I had some free time yesterday so I thought I’d try to dabble in building Fennec with some debugging to figure out why it looks like ass on my phone. I’ve played with building Fennec a few times before and like everytime before the first thing I needed to do was fix the problems in the build system that breaks building for Android from OSX. Everyone else uses a Linux host it seems. This time there were only two bugs to be found and on the off chance anyone else is trying to do this I thought I’d link to them.
The first problem is that the library search path is a little broken in one place. On Linux it works because when make looks for libz.so it finds it in the linux libraries, on OSX it doesn’t (only libz.dylib exists). I came up with a hacky solution but it turns out Patrick has what looks to be a much better fix in bug 639568.
The second problem is in libvpx. I guess some of the asm code needs to know the offsets of certain structures in the object files generated from the C code. There is a little tool built which looks into the object files and outputs the offsets. Since it is a build for ARM the object files are in elf format, but when this tool is built on an OSX host it is built to look in MachO object files. The fix in bug 641267 is quite hacky but does the job at least. It just forces the tool to build for elf support and has to include an elf.h since OSX does not come with one. I probably need to figure out how to file this upstream to get a better solution but for now I can build which is all I need.

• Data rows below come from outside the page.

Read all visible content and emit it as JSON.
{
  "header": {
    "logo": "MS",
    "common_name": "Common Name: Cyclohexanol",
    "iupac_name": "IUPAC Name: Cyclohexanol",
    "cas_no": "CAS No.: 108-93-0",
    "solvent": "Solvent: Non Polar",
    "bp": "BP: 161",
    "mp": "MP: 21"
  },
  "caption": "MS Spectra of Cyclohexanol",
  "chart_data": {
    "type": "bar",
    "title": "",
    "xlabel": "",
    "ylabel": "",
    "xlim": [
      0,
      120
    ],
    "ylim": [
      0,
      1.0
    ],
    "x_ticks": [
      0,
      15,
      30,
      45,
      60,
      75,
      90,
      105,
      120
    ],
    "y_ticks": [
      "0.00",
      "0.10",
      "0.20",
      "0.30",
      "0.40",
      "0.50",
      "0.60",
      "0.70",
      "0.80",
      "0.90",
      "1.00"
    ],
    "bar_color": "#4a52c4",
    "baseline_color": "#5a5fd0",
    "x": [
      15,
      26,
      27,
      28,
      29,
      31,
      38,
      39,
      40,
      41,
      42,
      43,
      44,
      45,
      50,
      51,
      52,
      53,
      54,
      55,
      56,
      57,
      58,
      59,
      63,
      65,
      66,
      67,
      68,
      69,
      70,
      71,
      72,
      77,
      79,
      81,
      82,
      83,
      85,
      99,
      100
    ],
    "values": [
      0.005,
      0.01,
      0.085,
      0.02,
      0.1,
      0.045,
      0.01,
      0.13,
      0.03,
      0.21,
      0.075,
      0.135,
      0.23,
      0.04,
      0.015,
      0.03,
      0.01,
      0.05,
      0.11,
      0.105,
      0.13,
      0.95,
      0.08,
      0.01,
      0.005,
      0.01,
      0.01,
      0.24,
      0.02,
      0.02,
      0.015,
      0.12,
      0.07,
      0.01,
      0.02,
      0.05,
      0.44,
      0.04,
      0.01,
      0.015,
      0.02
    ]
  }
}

Of course you can’t even start building without an NDK for OSX. Fennec builds with a customised version of the NDK based on the CrystaX NDK but with the queue.h header added. Mozilla have a version for Linux on the ftp site but I had to put together my own for OSX. It’s available to download if you need it, I’ll see if we can just get it added to the ftp site too.
Hopefully this is useful to others, sadly by the time I had figured out how to get my build working I had run out of spare time to actually work on my problem 🙁
Update: It seems that even these fixes aren’t quite enough. Although this gets the build to complete it crashes on startup on my phone. Then again my attempts to build on Linux also crash shortly after startup on my phone so maybe I have other problems.
Firefox 4 is just around the corner and it’s great to look back over just how far the Add-ons Manager has come since Firefox 3.6. In fact if you want to see the full history look at my earlier post that shows its evolution since Phoenix 0.2. We set out with some pretty lofty goals for Firefox 4 and I’m pretty excited at just how many of them we achieved. I hope everyone appreciates the hard work that Blair, Boriss, Justin, Henrik, Ben, myself and all the others put in to get us to where we are today.
Of course, we aren’t finished. There were a lot of things that we wanted to get done and didn’t get time for and I’m sure we’ll be getting lots of feedback from users of the final release to work on. Since the pressure has been off I’ve been skimming back over bug reports and notes to try to come up with an idea of what we want to work on over the next few releases of Firefox. As you may know the plan is to move to quarterly releases and not really block a release on any particular projects but we will still be getting an idea of what product drivers will prioritise work on and guess at what other things we can fit in.
In the closing stages of Firefox 4 there were a lot of small polish issues identified. We knocked down a lot of them but there are still plenty of tweaks that we’re going to be bringing to the UI to make sure it is as usable as we can make it. It isn’t really worth applying a fixed schedule to these as they are small one-off fixes that can just come as and when ready. We already have some that are basically ready to land.
Incremental API fixes
There are lots of things that I’d like to see done for the platform and APIs that developers use. Again there is no fixed schedule for these but the main things on my mind are changes that make developing restartless add-ons or extending the add-ons manager easier. I’ve already started work on a couple of these and expect to get them landed after the tree reopens.
There are of course also larger projects that will require more resources. I’ve started writing up short project pages for each of these. Each project should start with the people working on it coming to agreement on what the actual goals should be and an implementation plan so until the projects are actually picked up the project pages are mostly made up. I’ve put down a rough idea of when a project might make it into a Firefox release. These are just guesses, if the project turns out to be larger than expected they’ll come later, if people volunteer to work on projects or if the product drivers decide they are a priority then they could come sooner.
You can see that assuming a quarterly release schedule we have enough projects here to last till the end of 2011 at least, quite likely longer. Over that sort of time I guess it’s almost guaranteed that priorities and plans will change in the meantime but hopefully this gives an idea of what our thinking is at the moment. Expect to see progress on some of the things at the top of the list very soon!